GPU Memory Management for CLAMS Apps¶

This document covers GPU memory management features in the CLAMS SDK for developers building CUDA-based applications.

Overview¶

CLAMS apps that use GPU acceleration face memory management challenges when running as HTTP servers with multiple workers. Each gunicorn worker loads models independently into GPU VRAM, which can cause out-of-memory (OOM) errors.

The CLAMS SDK provides:

Metadata fields for declaring GPU memory requirements
Automatic worker scaling based on available VRAM
Worker recycling to release GPU memory between requests
Memory monitoring via hwFetch parameter

Note

Memory profiling features require PyTorch (torch.cuda APIs). Worker calculation uses nvidia-smi and works with any framework.

Declaring GPU Memory Requirements¶

Declare GPU memory requirements in app metadata:

Field	Type	Default	Description
`est_gpu_mem_min`	int	0	Memory usage with parameters set for least computation (e.g., smallest model). 0 means no GPU.
`est_gpu_mem_typ`	int	0	Memory usage with default parameters. Used for worker calculation.

These values don’t need to be precise. A reasonable estimate from development experience (e.g., observing nvidia-smi during runs) is sufficient.

Example:

metadata = AppMetadata(
    name="My GPU App",
    # ... other fields
    est_gpu_mem_min=4000,  # 4GB minimum
    est_gpu_mem_typ=6000,  # 6GB typical
)

Gunicorn Integration¶

Running python app.py --production starts a gunicorn server with automatic GPU-aware configuration.

Worker Calculation¶

Worker count is the minimum of:

CPU-based: (cores × 2) + 1
VRAM-based: total_vram / est_gpu_mem_typ

Override with CLAMS_GUNICORN_WORKERS environment variable if needed.

Worker Recycling¶

By default, workers are recycled after each request (max_requests=1) to fully release GPU memory. For single-model apps, disable recycling for better performance:

restifier.serve_production(max_requests=0)  # Workers persist

NVIDIA Memory Oversubscription¶

Warning

NVIDIA drivers R535+ include “System Memory Fallback” - when VRAM is exhausted, the GPU swaps to system RAM via PCIe. This prevents OOM errors but causes severe performance degradation (5-10x slower).

This feature is convenient for development but can mask memory issues in production. Monitor actual VRAM usage with hwFetch to ensure your app fits in GPU memory.

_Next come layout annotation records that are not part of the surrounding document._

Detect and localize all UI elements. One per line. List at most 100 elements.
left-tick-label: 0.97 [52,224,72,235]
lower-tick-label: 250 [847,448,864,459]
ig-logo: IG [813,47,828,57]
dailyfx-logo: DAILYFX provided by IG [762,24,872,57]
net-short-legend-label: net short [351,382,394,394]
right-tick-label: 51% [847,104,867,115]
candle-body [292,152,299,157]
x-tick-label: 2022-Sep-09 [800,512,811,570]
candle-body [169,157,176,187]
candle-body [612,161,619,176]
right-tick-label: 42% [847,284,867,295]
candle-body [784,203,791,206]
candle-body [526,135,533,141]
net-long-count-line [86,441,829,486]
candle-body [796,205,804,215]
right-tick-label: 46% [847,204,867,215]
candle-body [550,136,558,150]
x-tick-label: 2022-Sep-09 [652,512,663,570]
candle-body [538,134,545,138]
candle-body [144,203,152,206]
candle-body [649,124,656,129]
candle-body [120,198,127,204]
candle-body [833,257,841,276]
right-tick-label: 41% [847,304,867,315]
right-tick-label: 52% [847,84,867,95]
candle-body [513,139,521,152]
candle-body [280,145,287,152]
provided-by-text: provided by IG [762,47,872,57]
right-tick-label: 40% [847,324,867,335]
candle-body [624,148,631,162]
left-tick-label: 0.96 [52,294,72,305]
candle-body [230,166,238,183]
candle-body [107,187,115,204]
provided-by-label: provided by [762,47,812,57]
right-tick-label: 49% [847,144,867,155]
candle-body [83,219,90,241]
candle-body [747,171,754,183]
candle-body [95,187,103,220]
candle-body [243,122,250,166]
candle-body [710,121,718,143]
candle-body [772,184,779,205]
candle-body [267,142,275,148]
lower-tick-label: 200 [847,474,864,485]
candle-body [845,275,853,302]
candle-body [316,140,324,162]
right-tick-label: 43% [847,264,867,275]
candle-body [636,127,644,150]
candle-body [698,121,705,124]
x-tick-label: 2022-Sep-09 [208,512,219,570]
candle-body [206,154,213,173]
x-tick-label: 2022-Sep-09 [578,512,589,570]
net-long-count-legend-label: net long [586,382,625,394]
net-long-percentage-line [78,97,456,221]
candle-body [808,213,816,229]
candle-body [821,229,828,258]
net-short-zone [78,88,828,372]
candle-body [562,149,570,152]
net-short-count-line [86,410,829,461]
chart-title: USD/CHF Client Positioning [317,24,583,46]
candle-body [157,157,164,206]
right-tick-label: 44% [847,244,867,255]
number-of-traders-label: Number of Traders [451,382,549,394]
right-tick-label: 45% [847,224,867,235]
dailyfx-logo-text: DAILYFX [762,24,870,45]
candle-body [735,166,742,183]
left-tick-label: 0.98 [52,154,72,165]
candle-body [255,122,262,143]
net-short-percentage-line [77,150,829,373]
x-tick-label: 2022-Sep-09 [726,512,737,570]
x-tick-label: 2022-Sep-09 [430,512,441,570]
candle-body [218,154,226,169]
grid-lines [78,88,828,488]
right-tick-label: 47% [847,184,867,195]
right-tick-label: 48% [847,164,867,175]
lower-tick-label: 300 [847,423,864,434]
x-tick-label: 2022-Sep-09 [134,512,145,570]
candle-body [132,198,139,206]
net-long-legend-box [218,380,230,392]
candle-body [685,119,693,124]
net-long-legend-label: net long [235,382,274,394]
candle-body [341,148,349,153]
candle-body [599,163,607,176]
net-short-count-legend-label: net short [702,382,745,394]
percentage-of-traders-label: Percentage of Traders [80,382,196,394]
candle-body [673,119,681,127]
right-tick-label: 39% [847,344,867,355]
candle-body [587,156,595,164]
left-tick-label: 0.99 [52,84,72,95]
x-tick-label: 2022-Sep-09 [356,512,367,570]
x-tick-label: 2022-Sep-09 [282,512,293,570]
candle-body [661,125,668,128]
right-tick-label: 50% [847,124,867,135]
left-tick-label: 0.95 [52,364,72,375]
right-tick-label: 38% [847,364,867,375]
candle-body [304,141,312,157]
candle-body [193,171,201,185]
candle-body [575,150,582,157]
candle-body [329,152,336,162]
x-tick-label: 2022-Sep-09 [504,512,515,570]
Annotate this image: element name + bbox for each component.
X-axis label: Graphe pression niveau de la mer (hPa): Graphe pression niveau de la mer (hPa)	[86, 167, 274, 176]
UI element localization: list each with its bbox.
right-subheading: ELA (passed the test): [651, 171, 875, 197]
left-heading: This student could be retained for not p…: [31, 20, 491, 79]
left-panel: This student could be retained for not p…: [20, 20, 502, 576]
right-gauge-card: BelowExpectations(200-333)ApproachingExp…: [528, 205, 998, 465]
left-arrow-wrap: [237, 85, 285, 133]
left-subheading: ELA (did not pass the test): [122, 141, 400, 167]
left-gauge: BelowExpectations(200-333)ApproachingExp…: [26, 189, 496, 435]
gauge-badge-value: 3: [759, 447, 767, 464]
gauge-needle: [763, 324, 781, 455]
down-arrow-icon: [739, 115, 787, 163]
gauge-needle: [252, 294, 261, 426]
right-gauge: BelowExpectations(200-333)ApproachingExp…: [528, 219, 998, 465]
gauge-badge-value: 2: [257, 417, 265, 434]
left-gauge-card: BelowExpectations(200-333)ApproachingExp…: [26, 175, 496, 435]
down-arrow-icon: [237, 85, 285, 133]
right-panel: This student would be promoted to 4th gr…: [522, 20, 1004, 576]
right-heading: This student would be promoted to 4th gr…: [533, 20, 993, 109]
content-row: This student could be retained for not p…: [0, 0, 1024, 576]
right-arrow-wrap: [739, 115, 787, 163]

Disabling Oversubscription¶

To force OOM errors instead of silent performance degradation:

PyTorch:

import torch
# Limit to 90% of VRAM - will raise OOM if exceeded
torch.cuda.set_per_process_memory_fraction(0.9)

TensorFlow:

import tensorflow as tf
gpus = tf.config.list_physical_devices('GPU')
if gpus:
    # Set hard memory limit (in MB)
    tf.config.set_logical_device_configuration(
        gpus[0],
        [tf.config.LogicalDeviceConfiguration(memory_limit=8000)]
    )

Monitoring with hwFetch¶

Enable hwFetch parameter to include GPU info in responses:

curl -X POST "http://localhost:5000/?hwFetch=true" -d@input.mmif

Response includes:

NVIDIA RTX 4090, 23.65 GiB total, 20.00 GiB available, 3.50 GiB peak used

Use this to verify your app’s actual VRAM usage and tune est_gpu_mem_typ accordingly.